What have other interns/co-workers at your work or in your program found difficult that you found easy?
Would you recommend the 42 program and if so, why?
I would absolutely recommend the 42 program — with a single caveat: if you’re willing to work hard. Don’t be casual about it, especially if you have no previous experience. Prepare your war face. Treat it like you’re about to climb Mount Everest. Bring all your equipment, prepare yourself mentally: no matter what, I won’t give up.
If you hesitate at those conditions, I am not sure the 42 program is for you. 42 has all the tools you need to learn to become a fantastic software developer. You just need to bring the drive and perseverance to see it through to the very end.
Do you have any advice for 42 students when it comes to securing an internship or job?
Prepare yourself: Getting a tech job is just as challenging as training to become a programmer.
I had a system. Every day before breakfast, I spent an hour sending out my resume. I did this for months. I used LinkedIn for the top tier companies, Indeed and Monster for mid-tier, and craigslist for the bottom tier.
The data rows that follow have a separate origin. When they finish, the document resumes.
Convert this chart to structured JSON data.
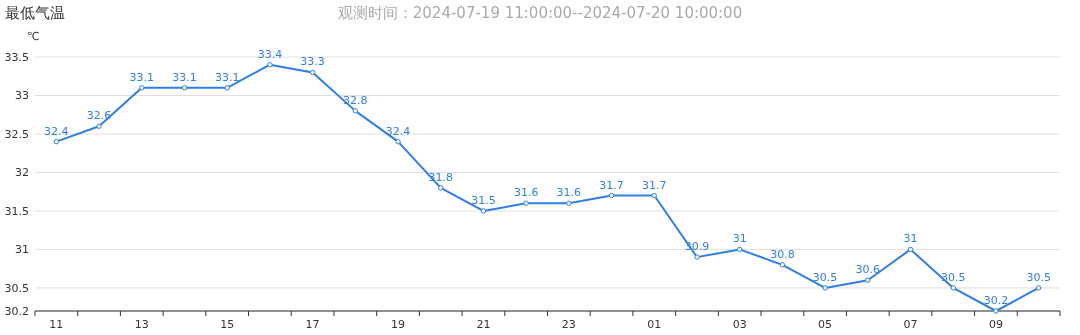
{
  "chart_data": {
    "type": "line",
    "title": "最低气温",
    "subtitle": "观测时间：2024-07-19 11:00:00--2024-07-20 10:00:00",
    "ylabel": "℃",
    "categories": [
      "11",
      null,
      "13",
      null,
      "15",
      null,
      "17",
      null,
      "19",
      null,
      "21",
      null,
      "23",
      null,
      "01",
      null,
      "03",
      null,
      "05",
      null,
      "07",
      null,
      "09",
      null
    ],
    "series": [
      {
        "color": "#2f7fe8",
        "values": [
          32.4,
          32.6,
          33.1,
          33.1,
          33.1,
          33.4,
          33.3,
          32.8,
          32.4,
          31.8,
          31.5,
          31.6,
          31.6,
          31.7,
          31.7,
          30.9,
          31,
          30.8,
          30.5,
          30.6,
          31,
          30.5,
          30.2,
          30.5
        ]
      }
    ],
    "ylim": [
      30.2,
      33.5
    ],
    "yticks": [
      30.2,
      30.5,
      31,
      31.5,
      32,
      32.5,
      33,
      33.5
    ],
    "grid": "y",
    "marker": "circle",
    "line_style": "solid",
    "data_labels": true
  }
}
Also, I spent a couple of hours each week retooling my resume based on what I had learned from all the failure of the week. The failure was important too: it had a numbing effect. This was helpful because when I finally did get a few interviews, I was less nervous.
The key thing I had to learn in order to have a successful interview was how to balance the problem solving with the problem sharing. How much should I be thinking about the problem, how often should I be telling him about my thought? And that just comes with practice. 42 has the peer review grading process, so that helped a lot. I was used to talking about code with people. But then the interview itself had added pressure too. So it’s a trial and error process.
The hardest part about searching for a job is having faith. All that rejection is depressing. It makes you think it will never happen. It makes you feel like you’ve got leprosy or some contagious martian pathogen. Nobody wants to hire you. The key is to keep trying — keep moving forward. Keep studying, keep applying. Focus on what’s right in front of you. Never give up.